A middle ground solution to the corundum is to have textbooks with good, detailed hints . In my experience, a good, well-worded hint is usually good enough for a hard working mathematics student to point him or her in the right direction,they usually don't need more then that to get unstuck. But I'm getting off topic here.
My point is that although certainly you should make every possible effort to try and work things out yourself, there comes a point where it becomes self defeating and you have to either look up the solution or ask for guidance. How long you're willing to work before considering asking for help is a decision you have to make for yourself, but after being a student for some time,it's not hard to work out a reasonable boundary to set for yourself on this.

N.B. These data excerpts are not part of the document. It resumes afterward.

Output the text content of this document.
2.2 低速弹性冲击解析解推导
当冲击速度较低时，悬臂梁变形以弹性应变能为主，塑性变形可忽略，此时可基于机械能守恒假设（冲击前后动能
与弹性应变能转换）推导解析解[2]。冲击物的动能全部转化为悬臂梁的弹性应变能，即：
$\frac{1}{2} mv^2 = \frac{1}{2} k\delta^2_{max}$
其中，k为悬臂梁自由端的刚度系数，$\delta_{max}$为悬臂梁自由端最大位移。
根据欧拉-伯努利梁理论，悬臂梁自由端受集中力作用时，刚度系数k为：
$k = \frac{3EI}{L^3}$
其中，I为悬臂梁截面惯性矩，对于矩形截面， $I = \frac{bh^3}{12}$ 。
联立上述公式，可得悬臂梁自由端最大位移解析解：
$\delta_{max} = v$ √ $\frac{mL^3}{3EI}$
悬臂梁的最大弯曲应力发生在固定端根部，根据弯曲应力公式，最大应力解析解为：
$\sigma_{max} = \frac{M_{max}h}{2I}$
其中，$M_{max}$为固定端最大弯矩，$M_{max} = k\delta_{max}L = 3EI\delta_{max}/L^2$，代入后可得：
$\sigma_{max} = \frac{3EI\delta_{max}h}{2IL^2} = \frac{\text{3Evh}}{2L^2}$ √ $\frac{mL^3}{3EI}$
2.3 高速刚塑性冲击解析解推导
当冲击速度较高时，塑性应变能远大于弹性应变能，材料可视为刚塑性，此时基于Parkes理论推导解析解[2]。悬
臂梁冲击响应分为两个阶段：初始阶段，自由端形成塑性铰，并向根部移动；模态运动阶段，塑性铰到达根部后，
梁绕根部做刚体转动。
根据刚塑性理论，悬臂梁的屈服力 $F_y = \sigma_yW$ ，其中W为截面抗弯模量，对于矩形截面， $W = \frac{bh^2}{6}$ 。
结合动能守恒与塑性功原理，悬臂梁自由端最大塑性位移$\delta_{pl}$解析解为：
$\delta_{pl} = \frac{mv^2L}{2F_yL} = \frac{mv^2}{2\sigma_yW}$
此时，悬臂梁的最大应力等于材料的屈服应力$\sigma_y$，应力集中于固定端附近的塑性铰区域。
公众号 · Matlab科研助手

I'd like to close by telling you how I study. I generally make up a large, detailed batch of study cards-2 kinds for mathematics; one containing theorems and sample exercises and the other definitions and/or examples.The definition and example cards are the critical ones for studying. This is what furnishes the basis for understanding mathematics. For example, to understand the Cayley group isomorphism theorem, you have to understand what it means to have a permutation on a group. You can then try and re-express the result in terms of other concepts. For example, you can think of the Cayley theorem as stating there is a fundamental group action of every group on itself. However you do it-absorbing the definitions and what they mean is absolutely critical. Test yourself numerous times to see if you've absorbed and understand them.
For the theorem cards, this is where things get creative. Study them with a pen and paper in hand.I generally write the statement of the theorem on one side and the proof on the other. Do not look at the proof-try and determine the proof yourself directly from the definition. Wrestle with it as long as you possibly can before turning it over. Then if you can't reproduce it-put it on the bottom of the deck and move on to the next one. Do this until you have 2 separate piles: the ones you can prove and the ones you can't. Then do it again until you can prove it. This works,trust me.
Practice a lot. Get lots of paper and pencils. Post it notes, index cards, and folders. Get organized and make sure you get enough sleep. Math can be strenuous if you are tired. Take breaks. Borrow books from the library at your school and get together with your professor during office hours. This might help. =)
Here’s the link to a website you might want to consider:
http://www.mathreference.com/main.html
It “is essentially a self-paced tutorial/archive, written in English/html, that takes the reader through modern mathematics using modern techniques.”